All the hand-wringing about whether the US should help with clean tech, though important, seems to be missing the much broader point (though raising the vital question) of whether the political system that has served the US well for over 200 years is sustainable in its current form.

Friday, September 3, 2010

US and China support for auto industries: not that different

A comparison of auto industries: China's government supports its auto firms in growth and development while the US government only rescues its auto firms from bankruptcy. (Right?)

For the past several weeks, I have been plowing through this nearly complete set of China Automotive Industry Yearbooks, tracing China's auto policy since the early 1980s.



Toward the end of the 1990s, I began to see references to a supposed US government program the Chinese call "新一代汽车伙伴计划" (literally translated: "new generation vehicle partnership plan"). My first thought was, they have to be making this up to justify their own intervention in the auto industry. The US government does not intervene in the auto industry -- or at least it didn't until it had to rescue GM and Chrysler last year. Before that, the only other time was to rescue Chrysler (the first time) in the early '80s.

After seeing several references to this program and another one they called "自有汽车" (Freedom car? Seriously?), I decided I had to find out what this was all about. What I learned was that the US government has indeed established partnerships with the former "Big 3" American automakers to develop new vehicle technologies.

The first one "Partnership for a New Generation of Vehicles" (PNGV) was started in 1993 under the Clinton administration and, according to this article at Wikipedia, resulted in the development of some useful technologies that made vehicles lighter and more efficient. The program also resulted in diesel-burning cars built by each of the Big 3 that were able to get at least 72 miles per gallon. (You never heard of this? Funny. Neither had I.)

Curiously, this program was ended by the Bush Administration in 2001 (apparently at the request of the Big 3) and replaced with a new program called "Freedom Car". This new program dropped the focus on current technologies and began a push to make fuel-cell vehicles commercially viable.

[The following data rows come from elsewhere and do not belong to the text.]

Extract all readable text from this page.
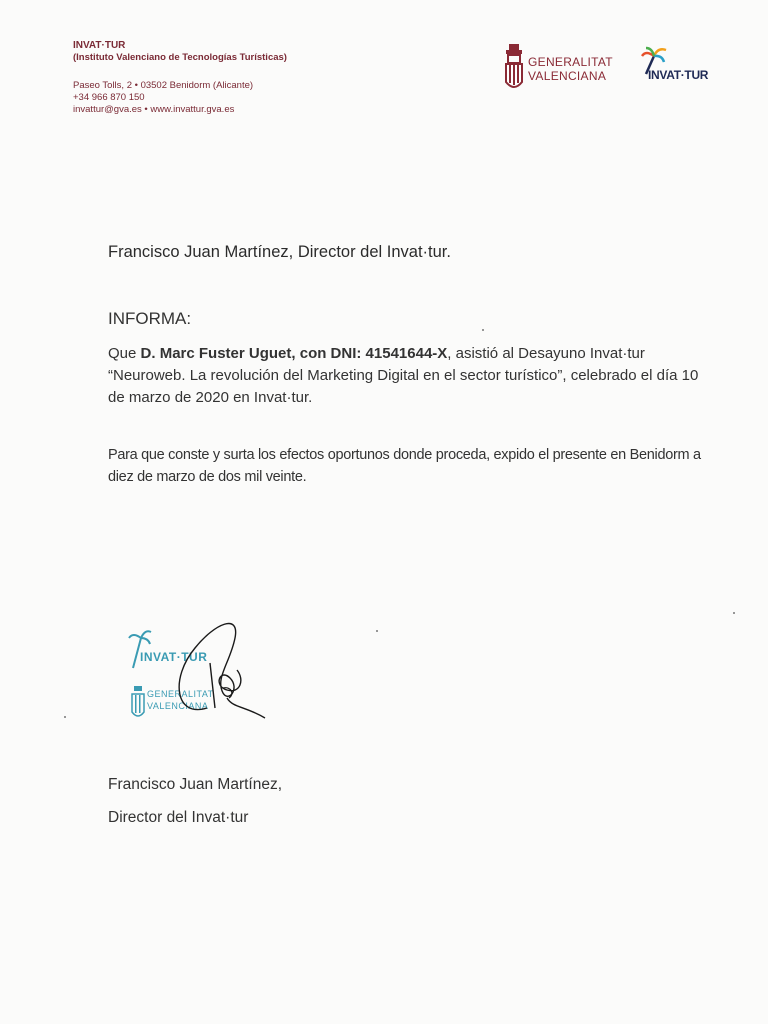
INVAT·TUR
(Instituto Valenciano de Tecnologías Turísticas)
Paseo Tolls, 2 • 03502 Benidorm (Alicante)
+34 966 870 150
invattur@gva.es • www.invattur.gva.es
GENERALITAT
VALENCIANA	INVAT·TUR
Francisco Juan Martínez, Director del Invat·tur.
INFORMA:
Que D. Marc Fuster Uguet, con DNI: 41541644-X, asistió al Desayuno Invat·tur “Neuroweb. La revolución del Marketing Digital en el sector turístico”, celebrado el día 10 de marzo de 2020 en Invat·tur.
Para que conste y surta los efectos oportunos donde proceda, expido el presente en Benidorm a diez de marzo de dos mil veinte.
INVAT·TUR
GENERALITAT
VALENCIANA
Francisco Juan Martínez,
Director del Invat·tur
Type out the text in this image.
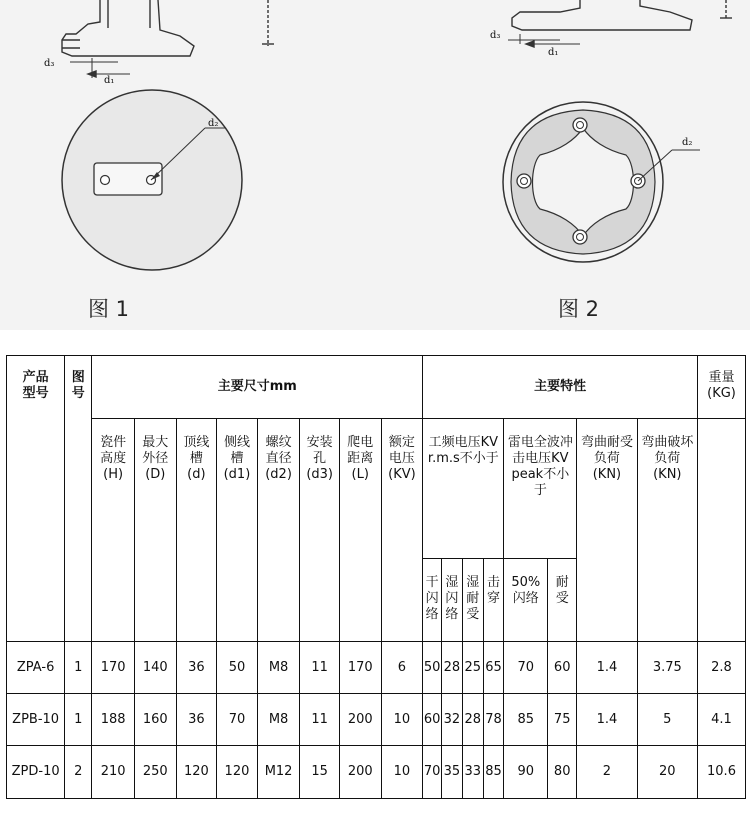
d₃
d₁
d₂
d₃
d₁
d₂
图 1	图 2
产品型号	图号	主要尺寸mm								主要特性								重量(KG)
		瓷件高度(H)	最大外径(D)	顶线槽(d)	侧线槽(d1)	螺纹直径(d2)	安装孔(d3)	爬电距离(L)	额定电压(KV)	工频电压KV r.m.s不小于				雷电全波冲击电压KV peak不小于		弯曲耐受负荷(KN)	弯曲破坏负荷(KN)	
										干闪络	湿闪络	湿耐受	击穿	50%闪络	耐受			
ZPA-6	1	170	140	36	50	M8	11	170	6	50	28	25	65	70	60	1.4	3.75	2.8
ZPB-10	1	188	160	36	70	M8	11	200	10	60	32	28	78	85	75	1.4	5	4.1
ZPD-10	2	210	250	120	120	M12	15	200	10	70	35	33	85	90	80	2	20	10.6
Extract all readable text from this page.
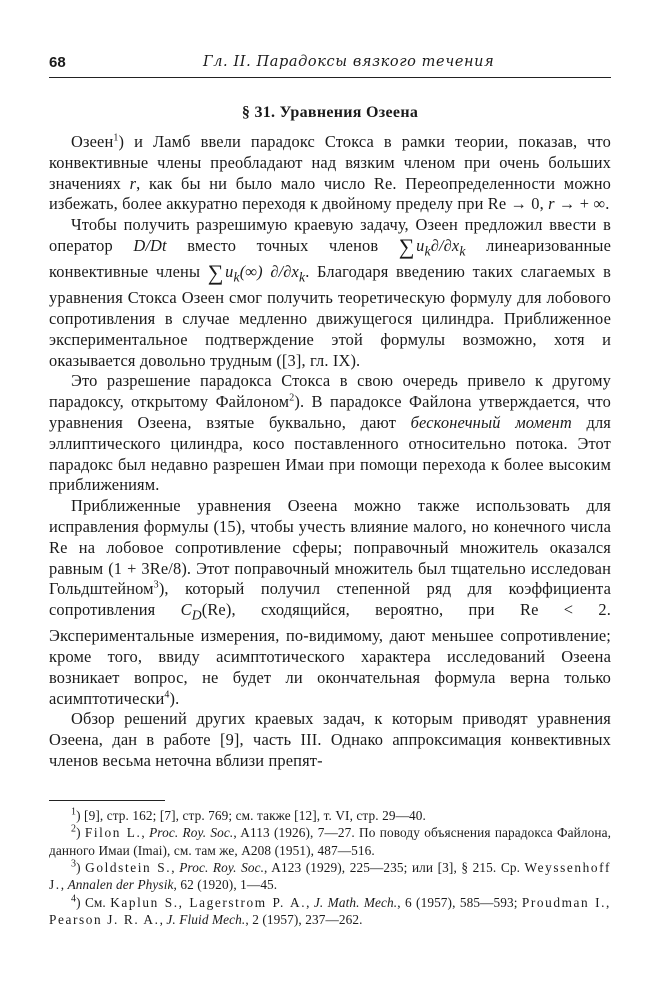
68	Гл. II. Парадоксы вязкого течения
§ 31. Уравнения Озеена

Озеен$^1$) и Ламб ввели парадокс Стокса в рамки теории, показав, что конвективные члены преобладают над вязким членом при очень больших значениях r, как бы ни было мало число Re. Переопределенности можно избежать, более аккуратно переходя к двойному пределу при Re → 0, r → + ∞.

Чтобы получить разрешимую краевую задачу, Озеен предложил ввести в оператор D/Dt вместо точных членов ∑ $u_k\partial/\partial x_k$ линеаризованные конвективные члены ∑ $u_k(\infty)$ $\partial/\partial x_k$. Благодаря введению таких слагаемых в уравнения Стокса Озеен смог получить теоретическую формулу для лобового сопротивления в случае медленно движущегося цилиндра. Приближенное экспериментальное подтверждение этой формулы возможно, хотя и оказывается довольно трудным ([3], гл. IX).

Это разрешение парадокса Стокса в свою очередь привело к другому парадоксу, открытому Файлоном$^2$). В парадоксе Файлона утверждается, что уравнения Озеена, взятые буквально, дают бесконечный момент для эллиптического цилиндра, косо поставленного относительно потока. Этот парадокс был недавно разрешен Имаи при помощи перехода к более высоким приближениям.

Приближенные уравнения Озеена можно также использовать для исправления формулы (15), чтобы учесть влияние малого, но конечного числа Re на лобовое сопротивление сферы; поправочный множитель оказался равным (1 + 3Re/8). Этот поправочный множитель был тщательно исследован Гольдштейном$^3$), который получил степенной ряд для коэффициента сопротивления $C_D(Re)$, сходящийся, вероятно, при Re < 2. Экспериментальные измерения, по-видимому, дают меньшее сопротивление; кроме того, ввиду асимптотического характера исследований Озеена возникает вопрос, не будет ли окончательная формула верна только асимптотически$^4$).

Обзор решений других краевых задач, к которым приводят уравнения Озеена, дан в работе [9], часть III. Однако аппроксимация конвективных членов весьма неточна вблизи препят-

$^1$) [9], стр. 162; [7], стр. 769; см. также [12], т. VI, стр. 29—40.

$^2$) Filon L., Proc. Roy. Soc., A113 (1926), 7—27. По поводу объяснения парадокса Файлона, данного Имаи (Imai), см. там же, A208 (1951), 487—516.

$^3$) Goldstein S., Proc. Roy. Soc., A123 (1929), 225—235; или [3], § 215. Ср. Weyssenhoff J., Annalen der Physik, 62 (1920), 1—45.

$^4$) См. Kaplun S., Lagerstrom P. A., J. Math. Mech., 6 (1957), 585—593; Proudman I., Pearson J. R. A., J. Fluid Mech., 2 (1957), 237—262.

In more recent times, I have become aware of funds have that been made available under a Department of Energy program to support the development of advanced lithium-ion batteries for electric vehicles, but my assumption had been that this was a one-off program put together under the stimulus program. However, as it turns out, I was wrong about that too. This program started in 2007, well over a year before we started to notice the economic downturn.

US government involvement in the auto industry, as it turns out, is not an aberation; it's quite the regularity. And it's not only about rescue from bankruptcy; the US government has been pushing all along for development of advanced vehicle technologies.

As is typically the case with Wikipedia articles, people with competing agendas are able to edit the pages to which I have linked above, so those articles do contain some bias. Still, it was interesting to discover that China isn't the only country whose government wants to see its automakers develop new technologies.

And I found it especially ironic that I had to learn about these US efforts from Chinese government documents.